O Departamento Penitenciário Nacional (Depen) — que monitora a situação dos presídios, coordena políticas nacionais de inserção dos presos, acompanha e controla a aplicação da Lei de Execução Penal — reconhece a existência de 26 facções de criminosos no país. Elas ocupam, separadamente, celas nos quatro presídios federais administrados pela União. Um relatório entregue ao Ministério da Justiça sustenta que o número é muito maior: as cadeias brasileiras abrigariam cerca de 80 grupos criminosos, quase todos dividindo sociedade com o Comando Vermelho (CV), do Rio, e o Primeiro Comando da Capital (PCC), de São Paulo, únicas facções brasileiras com atuação nacional.

INFOGRÁFICO: Mapa das facções nos presídios brasileiros

Em outubro do ano passado, conflitos nos presídios da Região Norte deixaram dez mortos em Boa Vista, oito em Porto Velho e pelo menos cinco presos feridos em Rio Branco. Segundo os setores de Inteligência do governo federal, a situação está, até agora, sob controle nas cadeias do Rio de Janeiro e de São Paulo.

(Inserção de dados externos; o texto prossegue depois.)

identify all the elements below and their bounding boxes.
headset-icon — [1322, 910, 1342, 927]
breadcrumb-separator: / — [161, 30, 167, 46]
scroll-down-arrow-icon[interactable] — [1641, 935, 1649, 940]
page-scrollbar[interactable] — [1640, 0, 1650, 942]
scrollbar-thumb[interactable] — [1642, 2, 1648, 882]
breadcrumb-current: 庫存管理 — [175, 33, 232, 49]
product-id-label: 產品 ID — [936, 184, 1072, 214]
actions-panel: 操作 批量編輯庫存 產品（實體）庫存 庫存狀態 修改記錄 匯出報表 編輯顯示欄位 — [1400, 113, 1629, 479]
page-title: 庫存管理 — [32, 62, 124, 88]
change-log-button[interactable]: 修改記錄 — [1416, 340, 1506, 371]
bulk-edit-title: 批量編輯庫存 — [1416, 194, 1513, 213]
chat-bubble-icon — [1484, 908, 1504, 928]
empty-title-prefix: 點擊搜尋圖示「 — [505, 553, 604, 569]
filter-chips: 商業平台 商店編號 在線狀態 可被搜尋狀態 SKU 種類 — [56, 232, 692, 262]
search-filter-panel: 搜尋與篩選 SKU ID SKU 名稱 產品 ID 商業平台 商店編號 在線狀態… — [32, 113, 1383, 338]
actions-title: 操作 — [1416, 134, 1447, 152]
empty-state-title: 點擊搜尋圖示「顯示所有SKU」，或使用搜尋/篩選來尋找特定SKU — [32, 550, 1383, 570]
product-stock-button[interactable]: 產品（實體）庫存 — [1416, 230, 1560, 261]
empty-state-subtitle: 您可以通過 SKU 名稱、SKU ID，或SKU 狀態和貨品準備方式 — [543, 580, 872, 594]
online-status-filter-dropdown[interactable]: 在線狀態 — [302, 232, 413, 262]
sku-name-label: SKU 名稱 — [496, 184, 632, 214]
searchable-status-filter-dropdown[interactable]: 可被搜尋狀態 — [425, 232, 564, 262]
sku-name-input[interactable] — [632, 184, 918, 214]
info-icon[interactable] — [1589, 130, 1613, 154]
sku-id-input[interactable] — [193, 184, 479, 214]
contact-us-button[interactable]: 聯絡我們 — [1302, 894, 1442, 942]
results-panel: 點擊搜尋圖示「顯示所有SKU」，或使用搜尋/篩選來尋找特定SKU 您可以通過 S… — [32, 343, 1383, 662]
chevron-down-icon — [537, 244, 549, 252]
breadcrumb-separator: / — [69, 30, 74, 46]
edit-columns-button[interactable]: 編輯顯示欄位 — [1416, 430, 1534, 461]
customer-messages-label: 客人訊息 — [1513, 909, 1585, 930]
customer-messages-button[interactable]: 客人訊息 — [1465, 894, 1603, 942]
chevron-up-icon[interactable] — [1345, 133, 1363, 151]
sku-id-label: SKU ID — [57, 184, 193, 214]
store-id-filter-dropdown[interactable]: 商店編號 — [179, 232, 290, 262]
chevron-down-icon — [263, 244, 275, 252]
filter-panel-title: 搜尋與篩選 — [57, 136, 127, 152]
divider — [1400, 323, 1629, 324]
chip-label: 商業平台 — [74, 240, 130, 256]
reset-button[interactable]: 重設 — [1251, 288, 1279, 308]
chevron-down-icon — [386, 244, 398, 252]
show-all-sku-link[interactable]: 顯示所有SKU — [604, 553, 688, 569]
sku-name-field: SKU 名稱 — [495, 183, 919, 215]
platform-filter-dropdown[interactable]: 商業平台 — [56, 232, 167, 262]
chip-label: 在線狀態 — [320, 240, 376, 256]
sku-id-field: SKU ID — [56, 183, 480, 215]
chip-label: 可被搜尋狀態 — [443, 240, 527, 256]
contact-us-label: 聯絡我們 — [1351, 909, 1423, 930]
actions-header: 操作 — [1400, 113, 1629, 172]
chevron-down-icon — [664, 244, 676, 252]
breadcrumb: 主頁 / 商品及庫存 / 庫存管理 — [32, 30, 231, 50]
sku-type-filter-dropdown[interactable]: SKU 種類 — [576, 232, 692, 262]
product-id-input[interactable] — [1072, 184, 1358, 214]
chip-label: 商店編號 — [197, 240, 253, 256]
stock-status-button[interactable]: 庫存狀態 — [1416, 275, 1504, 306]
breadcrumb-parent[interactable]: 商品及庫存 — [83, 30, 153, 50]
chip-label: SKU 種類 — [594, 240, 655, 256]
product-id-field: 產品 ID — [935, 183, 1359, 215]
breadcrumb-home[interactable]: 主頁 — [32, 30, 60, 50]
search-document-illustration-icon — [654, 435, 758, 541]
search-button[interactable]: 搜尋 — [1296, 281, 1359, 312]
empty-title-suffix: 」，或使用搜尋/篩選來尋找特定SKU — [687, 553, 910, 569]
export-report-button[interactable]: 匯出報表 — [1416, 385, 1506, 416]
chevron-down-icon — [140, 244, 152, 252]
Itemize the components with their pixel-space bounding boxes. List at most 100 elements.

Além dos estados com presídios identificados pelos setores de Inteligência como barris de pólvora prestes a explodir, pelo menos outras cinco unidades da federação — Acre, Ceará, Paraíba, Rio Grande do Norte e Santa Catarina — registram disputas pelo controle de cadeias e do tráfico de drogas entre o PCC e grupos criminosos locais aliados ao CV. Nos últimos anos, a disputa provocou mortes e motins dentro de penitenciárias. Na tentativa de tentar prevenir massacres como os ocorridos no Amazonas e em Roraima, alguns governos decidiram dividir os presos dentro do sistema penitenciário de acordo com as facções que integram.

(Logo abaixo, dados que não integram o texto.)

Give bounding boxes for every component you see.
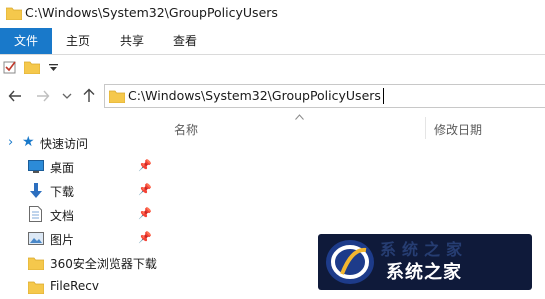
quick-access-toolbar	[0, 55, 545, 81]
nav-item-documents[interactable]: 文档 📌	[0, 203, 160, 227]
file-list-header: 名称 修改日期	[160, 111, 545, 141]
properties-check-icon[interactable]	[3, 60, 17, 74]
chevron-right-icon[interactable]: ›	[8, 135, 13, 150]
tab-view[interactable]: 查看	[165, 28, 205, 54]
folder-icon	[6, 7, 22, 20]
pin-icon[interactable]: 📌	[138, 231, 152, 244]
title-bar: C:\Windows\System32\GroupPolicyUsers	[0, 0, 545, 28]
watermark-logo-icon	[326, 240, 374, 284]
address-bar[interactable]: C:\Windows\System32\GroupPolicyUsers	[104, 84, 545, 108]
nav-item-label: 360安全浏览器下载	[50, 257, 157, 271]
folder-icon	[109, 90, 125, 103]
pin-icon[interactable]: 📌	[138, 183, 152, 196]
nav-quick-access[interactable]: › ★ 快速访问	[0, 131, 160, 155]
column-header-modified[interactable]: 修改日期	[434, 121, 482, 138]
nav-quick-access-label: 快速访问	[40, 137, 89, 151]
window-title: C:\Windows\System32\GroupPolicyUsers	[25, 5, 278, 20]
watermark-text: 系统之家	[386, 262, 462, 283]
nav-item-downloads[interactable]: 下载 📌	[0, 179, 160, 203]
tab-share[interactable]: 共享	[112, 28, 152, 54]
text-caret	[383, 88, 384, 104]
forward-arrow-icon[interactable]	[36, 89, 50, 103]
address-path-input[interactable]: C:\Windows\System32\GroupPolicyUsers	[128, 88, 383, 103]
nav-item-folder[interactable]: 360安全浏览器下载	[0, 251, 160, 275]
customize-dropdown-icon[interactable]	[49, 64, 58, 72]
column-divider[interactable]	[425, 117, 426, 139]
star-icon: ★	[22, 134, 35, 150]
download-icon	[30, 183, 42, 198]
nav-item-label: 图片	[50, 233, 75, 247]
sort-ascending-icon	[295, 114, 304, 120]
nav-item-label: 下载	[50, 185, 75, 199]
nav-item-label: 文档	[50, 209, 75, 223]
navigation-pane: › ★ 快速访问 桌面 📌 下载 📌 文档 📌 图片 📌 360安全浏览器下载 …	[0, 111, 160, 295]
folder-icon	[28, 281, 44, 294]
recent-locations-chevron-icon[interactable]	[62, 93, 72, 100]
column-header-name[interactable]: 名称	[174, 121, 198, 138]
nav-item-pictures[interactable]: 图片 📌	[0, 227, 160, 251]
nav-item-folder[interactable]: FileRecv	[0, 275, 160, 299]
nav-item-desktop[interactable]: 桌面 📌	[0, 155, 160, 179]
tab-file[interactable]: 文件	[0, 28, 52, 54]
desktop-icon	[28, 160, 44, 173]
folder-icon	[28, 257, 44, 270]
nav-item-label: FileRecv	[50, 279, 99, 293]
new-folder-icon[interactable]	[24, 60, 40, 74]
up-arrow-icon[interactable]	[82, 88, 96, 103]
pin-icon[interactable]: 📌	[138, 159, 152, 172]
tab-home[interactable]: 主页	[58, 28, 98, 54]
document-icon	[29, 206, 42, 222]
ribbon-tabs: 文件 主页 共享 查看	[0, 28, 545, 55]
nav-item-label: 桌面	[50, 161, 75, 175]
pictures-icon	[28, 232, 44, 245]
watermark-faint-text: 系统之家	[380, 240, 469, 259]
back-arrow-icon[interactable]	[8, 89, 22, 103]
pin-icon[interactable]: 📌	[138, 207, 152, 220]
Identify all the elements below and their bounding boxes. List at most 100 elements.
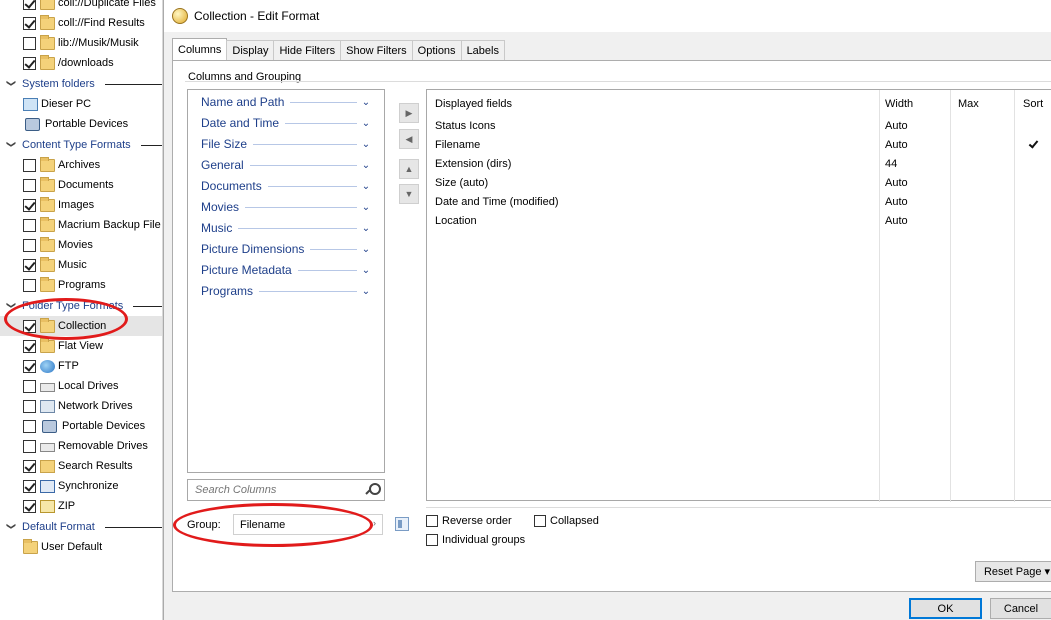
tree-item-lib-musik-musik[interactable]: lib://Musik/Musik (0, 33, 162, 53)
reverse-order-option[interactable]: Reverse order (426, 515, 512, 527)
field-row[interactable]: Extension (dirs) 44 (427, 155, 1051, 174)
reverse-order-checkbox[interactable] (426, 515, 438, 527)
chevron-down-icon[interactable]: ⌄ (361, 244, 371, 255)
chevron-down-icon[interactable]: ⌄ (361, 265, 371, 276)
column-category-item[interactable]: File Size ⌄ (201, 135, 371, 153)
tree-item-checkbox[interactable] (23, 459, 36, 473)
tree-item-checkbox[interactable] (23, 439, 36, 453)
tree-group-header[interactable]: ❯ Default Format (0, 517, 162, 537)
tab-show-filters[interactable]: Show Filters (340, 40, 413, 60)
column-category-item[interactable]: General ⌄ (201, 156, 371, 174)
tree-item-archives[interactable]: Archives (0, 155, 162, 175)
tree-item-synchronize[interactable]: Synchronize (0, 476, 162, 496)
tree-item-user-default[interactable]: User Default (0, 537, 162, 557)
tree-item-checkbox[interactable] (23, 499, 36, 513)
chevron-down-icon[interactable]: ❯ (6, 522, 17, 532)
chevron-down-icon[interactable]: ⌄ (361, 160, 371, 171)
tree-item-checkbox[interactable] (23, 198, 36, 212)
group-settings-icon[interactable] (395, 517, 409, 531)
tree-item-movies[interactable]: Movies (0, 235, 162, 255)
chevron-down-icon[interactable]: ⌄ (361, 181, 371, 192)
chevron-down-icon[interactable]: ⌄ (361, 97, 371, 108)
tree-item-documents[interactable]: Documents (0, 175, 162, 195)
tree-item-portable-devices[interactable]: Portable Devices (0, 114, 162, 134)
field-row[interactable]: Location Auto (427, 212, 1051, 231)
tree-item-checkbox[interactable] (23, 479, 36, 493)
column-category-item[interactable]: Programs ⌄ (201, 282, 371, 300)
add-column-button[interactable]: ▶ (399, 103, 419, 123)
tree-item-dieser-pc[interactable]: Dieser PC (0, 94, 162, 114)
tab-columns[interactable]: Columns (172, 38, 228, 60)
tree-item-zip[interactable]: ZIP (0, 496, 162, 516)
tree-item-music[interactable]: Music (0, 255, 162, 275)
column-category-item[interactable]: Movies ⌄ (201, 198, 371, 216)
chevron-down-icon[interactable]: ⌄ (361, 118, 371, 129)
header-displayed-fields[interactable]: Displayed fields (435, 98, 512, 110)
tree-item-local-drives[interactable]: Local Drives (0, 376, 162, 396)
tree-item-images[interactable]: Images (0, 195, 162, 215)
tree-item-checkbox[interactable] (23, 0, 36, 10)
column-category-item[interactable]: Picture Dimensions ⌄ (201, 240, 371, 258)
chevron-down-icon[interactable]: ⌄ (361, 223, 371, 234)
tree-item-programs[interactable]: Programs (0, 275, 162, 295)
tree-item-checkbox[interactable] (23, 218, 36, 232)
tree-item-checkbox[interactable] (23, 56, 36, 70)
chevron-down-icon[interactable]: ⌄ (361, 202, 371, 213)
move-up-button[interactable]: ▲ (399, 159, 419, 179)
tree-item-macrium-backup-file[interactable]: Macrium Backup File (0, 215, 162, 235)
tree-item-checkbox[interactable] (23, 339, 36, 353)
column-category-item[interactable]: Music ⌄ (201, 219, 371, 237)
search-icon[interactable] (366, 483, 381, 495)
search-columns-box[interactable] (187, 479, 385, 501)
tree-item-checkbox[interactable] (23, 399, 36, 413)
tab-labels[interactable]: Labels (460, 40, 505, 60)
chevron-down-icon[interactable]: ⌄ (361, 139, 371, 150)
move-down-button[interactable]: ▼ (399, 184, 419, 204)
tree-item-removable-drives[interactable]: Removable Drives (0, 436, 162, 456)
collapsed-option[interactable]: Collapsed (534, 515, 599, 527)
tree-item-coll-find-results[interactable]: coll://Find Results (0, 13, 162, 33)
tree-item-checkbox[interactable] (23, 359, 36, 373)
tree-item-downloads[interactable]: /downloads (0, 53, 162, 73)
tree-group-header[interactable]: ❯ Content Type Formats (0, 135, 162, 155)
tree-item-coll-duplicate-files[interactable]: coll://Duplicate Files (0, 0, 162, 13)
remove-column-button[interactable]: ◀ (399, 129, 419, 149)
header-width[interactable]: Width (885, 98, 913, 110)
cancel-button[interactable]: Cancel (990, 598, 1051, 619)
field-row[interactable]: Filename Auto (427, 136, 1051, 155)
tree-group-header[interactable]: ❯ System folders (0, 74, 162, 94)
collapsed-checkbox[interactable] (534, 515, 546, 527)
tree-item-checkbox[interactable] (23, 419, 36, 433)
tree-item-checkbox[interactable] (23, 158, 36, 172)
field-row[interactable]: Size (auto) Auto (427, 174, 1051, 193)
individual-groups-checkbox[interactable] (426, 534, 438, 546)
field-row[interactable]: Date and Time (modified) Auto (427, 193, 1051, 212)
chevron-down-icon[interactable]: ❯ (6, 79, 17, 89)
tab-hide-filters[interactable]: Hide Filters (273, 40, 342, 60)
column-category-item[interactable]: Date and Time ⌄ (201, 114, 371, 132)
tree-item-ftp[interactable]: FTP (0, 356, 162, 376)
reset-page-button[interactable]: Reset Page ▾ (975, 561, 1051, 582)
tab-display[interactable]: Display (226, 40, 275, 60)
column-category-item[interactable]: Picture Metadata ⌄ (201, 261, 371, 279)
column-category-item[interactable]: Documents ⌄ (201, 177, 371, 195)
tree-item-checkbox[interactable] (23, 258, 36, 272)
header-sort[interactable]: Sort (1023, 98, 1043, 110)
tree-item-search-results[interactable]: Search Results (0, 456, 162, 476)
chevron-down-icon[interactable]: ⌄ (361, 286, 371, 297)
ok-button[interactable]: OK (909, 598, 982, 619)
chevron-down-icon[interactable]: ❯ (6, 140, 17, 150)
tree-item-checkbox[interactable] (23, 16, 36, 30)
individual-groups-option[interactable]: Individual groups (426, 534, 525, 546)
tree-item-checkbox[interactable] (23, 178, 36, 192)
column-category-item[interactable]: Name and Path ⌄ (201, 93, 371, 111)
tree-item-portable-devices[interactable]: Portable Devices (0, 416, 162, 436)
tree-item-checkbox[interactable] (23, 238, 36, 252)
header-max[interactable]: Max (958, 98, 979, 110)
tree-item-checkbox[interactable] (23, 379, 36, 393)
tab-options[interactable]: Options (411, 40, 462, 60)
search-columns-input[interactable] (193, 483, 361, 497)
field-row[interactable]: Status Icons Auto (427, 117, 1051, 136)
tree-item-checkbox[interactable] (23, 278, 36, 292)
tree-item-network-drives[interactable]: Network Drives (0, 396, 162, 416)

O levantamento que apontou Acre, Ceará, Paraíba, Rio Grande do Norte e Santa Catarina como estados sob risco foi feito pelo GLOBO com base em investigações feitas por Ministérios Públicos locais e relatos de agentes penitenciários.

No Rio Grande do Norte, as autoridades estão em alerta porque a facção Sindicato do Crime (SDC) ou Sindicato RN, é comandada por Gelson Lima Carnaúba, o G, também líder da Família do Norte (FDN), do Amazonas. O SDC surgiu há dois anos como forma de se opor ao crescimento do PCC no estado. Em agosto do ano passado, a facção foi responsável por ataques em 38 cidades. Ao menos três detentos foram mortos nas cadeias. Ao longo de 2016, foram registrados cerca de 30 suicídios de detentos. Segundo o Ministério Público, porém, esses presos foram mortos.


— Depois que o Sindicato RN desestabilizou o sistema penitenciário começou a briga por espaço com o PCC. O governo decidiu separar os presos — disse Vilma Batista, presidente do Sindicato dos Agentes Penitenciários do RN.